Graefe points out that Trump’s opinions on rates have been clear for some time and Ford himself has learned a tough lesson on support for the president of the United States Mercurial.
“I think Mr. Ford may be late to discover some characteristics of Mr. Trump’s personality or how he involves situations,” Graefe said. “But the very material impacts of Mr. Trump’s decisions mean that Ford has taken out of thinking as a partisan and having to think much more as an ontant.”
The Charles Bird liberal strategist said that Ford’s difficult talk can be an asset for federal ministers who are directly negotiating with the Trump administration. He can go further in his rhetoric and play “police evil” because he is not sitting at the table, he said.
“Prime Minister Ford has not hesitated to go to them with both barrels,” said Bird, director of Earnscliffe Strategies. “That is something that our federal ministers and the prime minister have to be a bit more careful.”

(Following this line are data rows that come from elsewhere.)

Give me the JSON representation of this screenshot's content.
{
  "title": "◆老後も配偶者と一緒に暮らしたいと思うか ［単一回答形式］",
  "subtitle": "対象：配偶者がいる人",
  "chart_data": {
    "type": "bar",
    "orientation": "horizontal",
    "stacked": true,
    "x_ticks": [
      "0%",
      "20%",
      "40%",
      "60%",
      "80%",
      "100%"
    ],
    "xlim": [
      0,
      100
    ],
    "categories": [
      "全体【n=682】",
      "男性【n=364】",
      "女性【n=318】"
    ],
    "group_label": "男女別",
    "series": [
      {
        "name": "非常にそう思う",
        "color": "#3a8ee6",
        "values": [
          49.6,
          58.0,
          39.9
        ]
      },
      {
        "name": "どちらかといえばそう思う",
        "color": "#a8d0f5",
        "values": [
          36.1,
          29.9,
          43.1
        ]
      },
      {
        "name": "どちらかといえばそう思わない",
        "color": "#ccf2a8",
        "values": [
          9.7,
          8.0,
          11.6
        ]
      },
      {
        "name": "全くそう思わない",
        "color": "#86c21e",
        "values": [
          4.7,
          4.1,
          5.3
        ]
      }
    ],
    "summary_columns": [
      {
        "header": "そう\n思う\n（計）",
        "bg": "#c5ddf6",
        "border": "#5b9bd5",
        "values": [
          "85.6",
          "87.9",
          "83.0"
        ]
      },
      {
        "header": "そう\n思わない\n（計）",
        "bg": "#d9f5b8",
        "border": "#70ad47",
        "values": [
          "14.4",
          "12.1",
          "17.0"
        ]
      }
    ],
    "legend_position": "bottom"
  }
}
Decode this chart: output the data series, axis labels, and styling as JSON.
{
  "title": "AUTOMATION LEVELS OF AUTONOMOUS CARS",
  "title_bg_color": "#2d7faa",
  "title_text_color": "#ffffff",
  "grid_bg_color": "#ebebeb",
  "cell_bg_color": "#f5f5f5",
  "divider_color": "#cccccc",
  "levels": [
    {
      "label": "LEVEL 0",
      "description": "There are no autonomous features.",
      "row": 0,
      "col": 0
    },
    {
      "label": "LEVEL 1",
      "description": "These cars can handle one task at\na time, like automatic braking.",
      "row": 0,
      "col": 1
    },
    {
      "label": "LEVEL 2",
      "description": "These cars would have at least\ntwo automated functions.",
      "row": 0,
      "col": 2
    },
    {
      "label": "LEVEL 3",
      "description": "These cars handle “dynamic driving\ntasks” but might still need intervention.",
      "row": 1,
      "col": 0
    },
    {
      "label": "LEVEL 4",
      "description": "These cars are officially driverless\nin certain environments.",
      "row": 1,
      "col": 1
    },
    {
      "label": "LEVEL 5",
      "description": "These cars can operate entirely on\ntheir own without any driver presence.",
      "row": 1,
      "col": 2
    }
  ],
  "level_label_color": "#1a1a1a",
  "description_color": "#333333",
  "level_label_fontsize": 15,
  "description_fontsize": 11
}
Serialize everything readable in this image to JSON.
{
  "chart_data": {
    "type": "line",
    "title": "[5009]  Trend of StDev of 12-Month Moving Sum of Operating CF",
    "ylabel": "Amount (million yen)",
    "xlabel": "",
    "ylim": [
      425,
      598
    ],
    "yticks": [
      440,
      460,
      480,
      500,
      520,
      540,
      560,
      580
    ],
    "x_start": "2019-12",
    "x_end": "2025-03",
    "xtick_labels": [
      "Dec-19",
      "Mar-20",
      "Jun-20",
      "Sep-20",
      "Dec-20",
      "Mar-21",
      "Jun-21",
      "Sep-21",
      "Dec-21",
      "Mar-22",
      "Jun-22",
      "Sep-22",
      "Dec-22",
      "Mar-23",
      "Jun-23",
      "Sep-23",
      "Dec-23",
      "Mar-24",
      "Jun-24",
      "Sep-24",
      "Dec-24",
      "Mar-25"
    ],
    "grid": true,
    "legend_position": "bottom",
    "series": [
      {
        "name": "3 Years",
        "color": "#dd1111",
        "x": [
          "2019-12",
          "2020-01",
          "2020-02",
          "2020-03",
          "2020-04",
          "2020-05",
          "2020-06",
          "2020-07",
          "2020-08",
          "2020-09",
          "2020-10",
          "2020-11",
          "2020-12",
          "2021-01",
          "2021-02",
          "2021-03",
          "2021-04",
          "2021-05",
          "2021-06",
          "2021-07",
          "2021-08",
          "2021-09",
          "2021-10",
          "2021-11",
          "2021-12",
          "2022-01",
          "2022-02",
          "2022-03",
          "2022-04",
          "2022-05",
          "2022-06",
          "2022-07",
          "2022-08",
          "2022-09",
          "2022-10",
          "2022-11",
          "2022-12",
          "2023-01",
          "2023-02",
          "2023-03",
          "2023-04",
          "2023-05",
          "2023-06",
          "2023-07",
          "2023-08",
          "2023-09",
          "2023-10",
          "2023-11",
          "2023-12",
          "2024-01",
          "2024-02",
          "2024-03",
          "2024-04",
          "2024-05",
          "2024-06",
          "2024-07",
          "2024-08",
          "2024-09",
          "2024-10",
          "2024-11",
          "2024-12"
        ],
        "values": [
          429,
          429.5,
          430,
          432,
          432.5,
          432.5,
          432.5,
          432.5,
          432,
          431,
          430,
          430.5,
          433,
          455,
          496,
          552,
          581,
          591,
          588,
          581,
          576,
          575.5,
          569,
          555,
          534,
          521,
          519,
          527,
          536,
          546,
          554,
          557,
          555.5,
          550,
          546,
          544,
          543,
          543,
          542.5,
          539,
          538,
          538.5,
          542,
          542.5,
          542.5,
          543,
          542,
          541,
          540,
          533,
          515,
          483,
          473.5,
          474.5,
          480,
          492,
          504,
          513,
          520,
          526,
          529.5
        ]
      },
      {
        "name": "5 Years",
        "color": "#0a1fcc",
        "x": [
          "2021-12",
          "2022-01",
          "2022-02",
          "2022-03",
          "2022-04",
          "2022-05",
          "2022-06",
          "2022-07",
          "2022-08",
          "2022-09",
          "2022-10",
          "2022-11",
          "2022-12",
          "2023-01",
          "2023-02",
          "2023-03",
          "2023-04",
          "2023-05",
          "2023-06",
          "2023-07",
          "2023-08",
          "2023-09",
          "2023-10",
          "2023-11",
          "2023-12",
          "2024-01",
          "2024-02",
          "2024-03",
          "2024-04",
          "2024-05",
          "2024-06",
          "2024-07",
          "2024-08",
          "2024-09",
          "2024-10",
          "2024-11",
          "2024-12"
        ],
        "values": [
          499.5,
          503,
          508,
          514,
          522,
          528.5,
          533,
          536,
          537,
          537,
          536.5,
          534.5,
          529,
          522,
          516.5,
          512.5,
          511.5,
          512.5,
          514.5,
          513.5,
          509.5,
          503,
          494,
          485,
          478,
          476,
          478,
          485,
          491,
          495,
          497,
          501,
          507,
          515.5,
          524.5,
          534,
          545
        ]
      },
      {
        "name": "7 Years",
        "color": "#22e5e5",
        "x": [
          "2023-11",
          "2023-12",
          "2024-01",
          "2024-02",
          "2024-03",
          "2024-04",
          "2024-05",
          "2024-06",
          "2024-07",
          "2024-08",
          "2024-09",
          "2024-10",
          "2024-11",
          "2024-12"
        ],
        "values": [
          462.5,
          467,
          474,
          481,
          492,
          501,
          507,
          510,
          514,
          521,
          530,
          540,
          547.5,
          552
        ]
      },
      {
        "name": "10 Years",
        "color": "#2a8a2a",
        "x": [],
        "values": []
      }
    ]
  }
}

Graefe said it is skeptical of the general impact of the Rhetoric and Ford media strategy. But he believes that he is more appropriate, as a prominent Canadian conservative, to deliver the message of the harmful impacts of tariffs to Americans than other Canadian politicians.
“It is probably more effective than Mr. Trudeau to reach parts of the American electorate with the message that this is not something that Canada wants to do, but has no other option,” he said. “The dial is really not moving so much, but presumably that is better than the alternative of not moving it at all.”
But Bird does not agree, and points out Lutnick’s call as evidence that Ford has gotten under Trump’s skin.
“I say this as a liberal lifetime, I would tell you to keep doing what you are doing,” he said. “If this becomes uncomfortable politically so that Americans are doing, already measure that we approach in the middle of the sections at the end of next year … that is significant.
“We only have so many letters to play.”